There are many more measureable features on a modern ski, such as the length of the front rocker, the elevation of the tail rocker, the height of the camber line, where the sidecut begins relative to the tip and the degree of tip-to-tail taper angle, just to name a few.
If you were to amass every measurement imaginable, you could certainly cut a mold in the shape of the subject ski. Yet you would still not be able to replicate it.
A ski is never just the sum of its measurements. The choice of every material that goes into it, and where each element is applied, affects performance. Even if you were supplied with a list of ingredients, you’d still be at pains to reproduce the same product if you changed even a single step in the process or didn’t use the correct adhesives. If you don’t have the right recipe for glue, you can’t make the same ski.
More importantly, if you don’t have the right machinery and QC controls in place, you’ll have great difficulty making a second copy to the precise specs of your first effort. Measurements of say, your 20th ski may resemble those of your 200th, but that doesn’t mean they’ll ski the same.
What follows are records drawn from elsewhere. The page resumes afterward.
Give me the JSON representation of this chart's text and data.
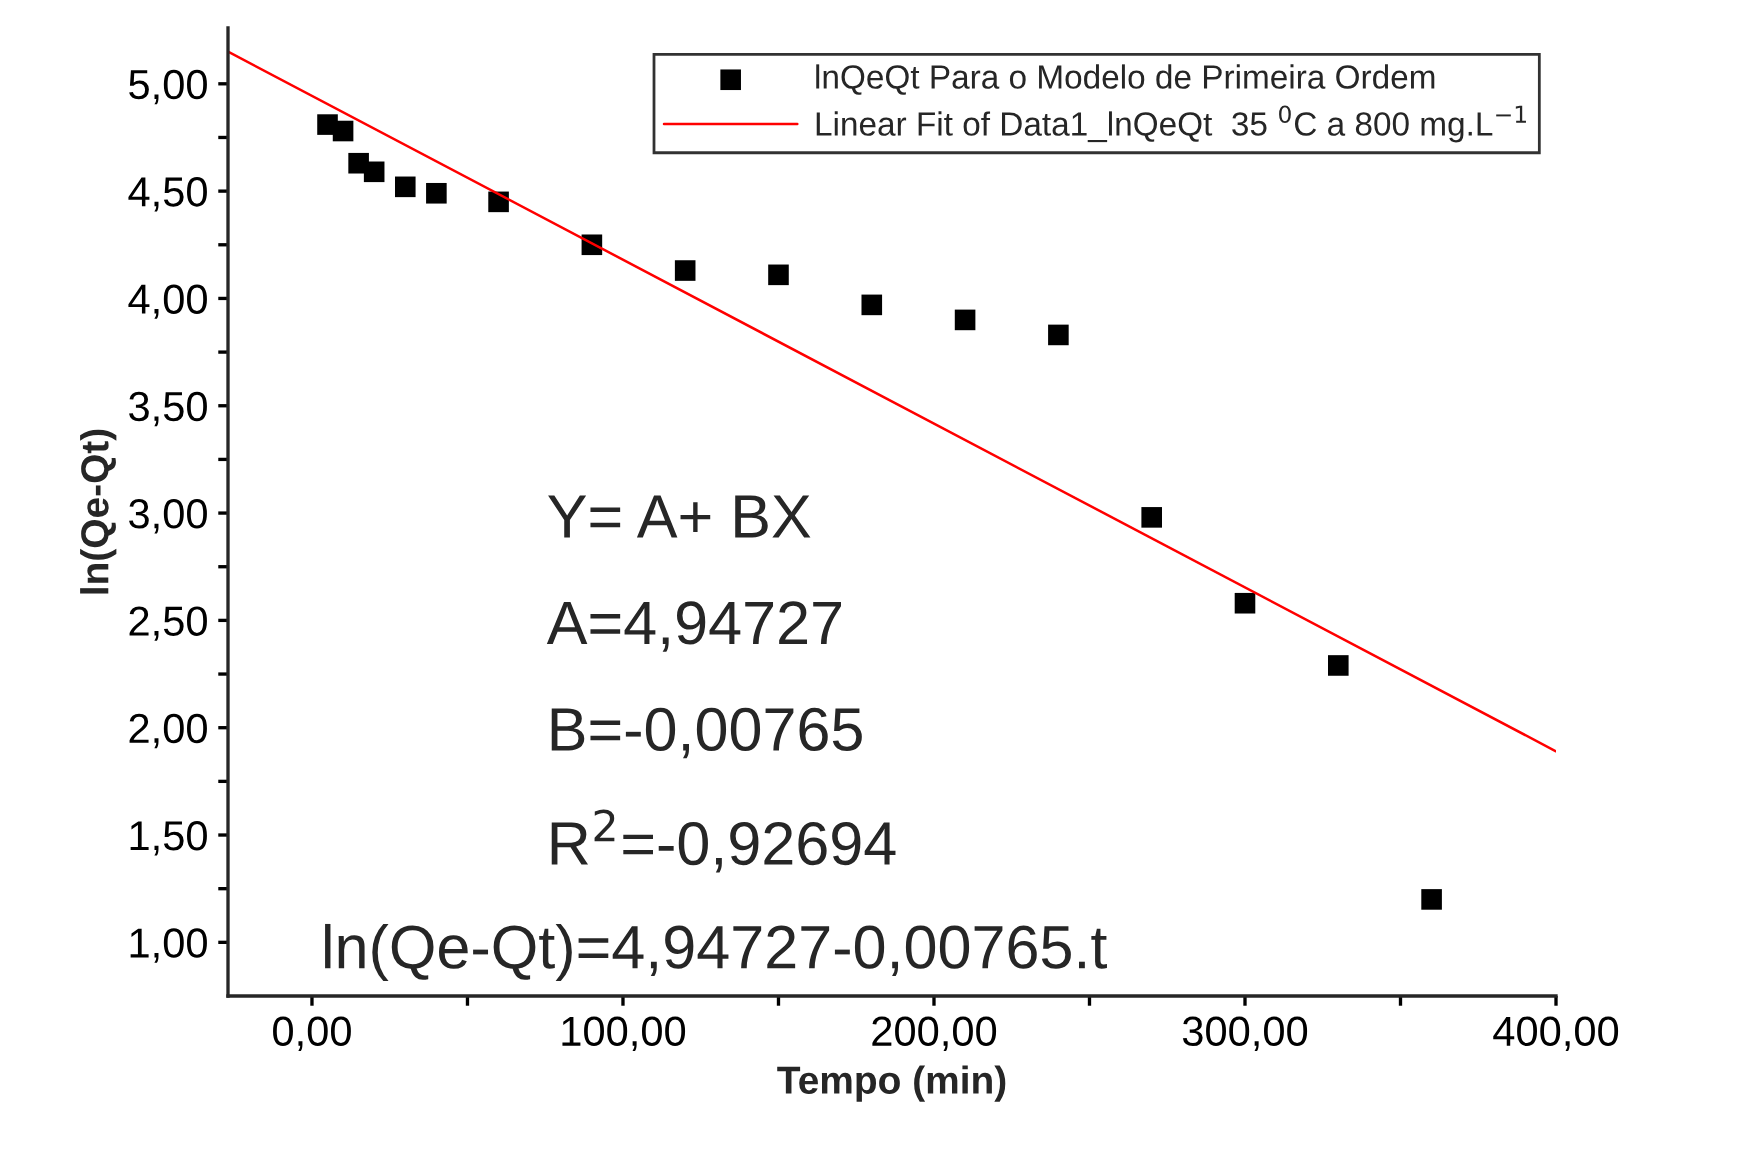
{
  "chart_data": {
    "type": "scatter",
    "xlabel": "Tempo (min)",
    "ylabel": "ln(Qe-Qt)",
    "x": [
      5,
      10,
      15,
      20,
      30,
      40,
      60,
      90,
      120,
      150,
      180,
      210,
      240,
      270,
      300,
      330,
      360
    ],
    "series": [
      {
        "name": "lnQeQt Para o Modelo de Primeira Ordem",
        "color": "#000000",
        "marker": "square",
        "values": [
          4.81,
          4.78,
          4.63,
          4.59,
          4.52,
          4.49,
          4.45,
          4.25,
          4.13,
          4.11,
          3.97,
          3.9,
          3.83,
          2.98,
          2.58,
          2.29,
          1.2
        ]
      },
      {
        "name": "Linear Fit of Data1_lnQeQt  35 $^{0}$C a 800 mg.L$^{−1}$",
        "type": "line",
        "color": "#ff0000",
        "line_style": "solid",
        "x": [
          -27,
          400
        ],
        "values": [
          5.15,
          1.89
        ]
      }
    ],
    "xlim": [
      -27,
      400
    ],
    "ylim": [
      0.75,
      5.26
    ],
    "xticks": [
      {
        "value": 0,
        "label": "0,00"
      },
      {
        "value": 50,
        "label": null
      },
      {
        "value": 100,
        "label": "100,00"
      },
      {
        "value": 150,
        "label": null
      },
      {
        "value": 200,
        "label": "200,00"
      },
      {
        "value": 250,
        "label": null
      },
      {
        "value": 300,
        "label": "300,00"
      },
      {
        "value": 350,
        "label": null
      },
      {
        "value": 400,
        "label": "400,00"
      }
    ],
    "yticks": [
      {
        "value": 1,
        "label": "1,00"
      },
      {
        "value": 1.25,
        "label": null
      },
      {
        "value": 1.5,
        "label": "1,50"
      },
      {
        "value": 1.75,
        "label": null
      },
      {
        "value": 2,
        "label": "2,00"
      },
      {
        "value": 2.25,
        "label": null
      },
      {
        "value": 2.5,
        "label": "2,50"
      },
      {
        "value": 2.75,
        "label": null
      },
      {
        "value": 3,
        "label": "3,00"
      },
      {
        "value": 3.25,
        "label": null
      },
      {
        "value": 3.5,
        "label": "3,50"
      },
      {
        "value": 3.75,
        "label": null
      },
      {
        "value": 4,
        "label": "4,00"
      },
      {
        "value": 4.25,
        "label": null
      },
      {
        "value": 4.5,
        "label": "4,50"
      },
      {
        "value": 4.75,
        "label": null
      },
      {
        "value": 5,
        "label": "5,00"
      }
    ],
    "annotations": [
      "Y= A+ BX",
      "A=4,94727",
      "B=-0,00765",
      "R$^{2}$=-0,92694",
      "ln(Qe-Qt)=4,94727-0,00765.t"
    ],
    "legend": "top right",
    "grid": false
  }
}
Because a ski is everything that goes into it and everything that happens to it in production and post-production, it’s difficult to predict the precise parameters of performance a priori. The only way to know exactly what you’ve concocted is to go ski it.
Ski makers who take their craft seriously test a host of prototypes on snow before selecting final designs. Those who omit this step invite commercial calamity.
The point, Dear Reader, is don’t obsess over technical statistics. It’s useful to know data such as waist width and sidecut radius, but this shouldn’t be mistaken for “knowing” the ski. There’s still only one way, one utterly delightful way, to know a ski, and that’s to ski it.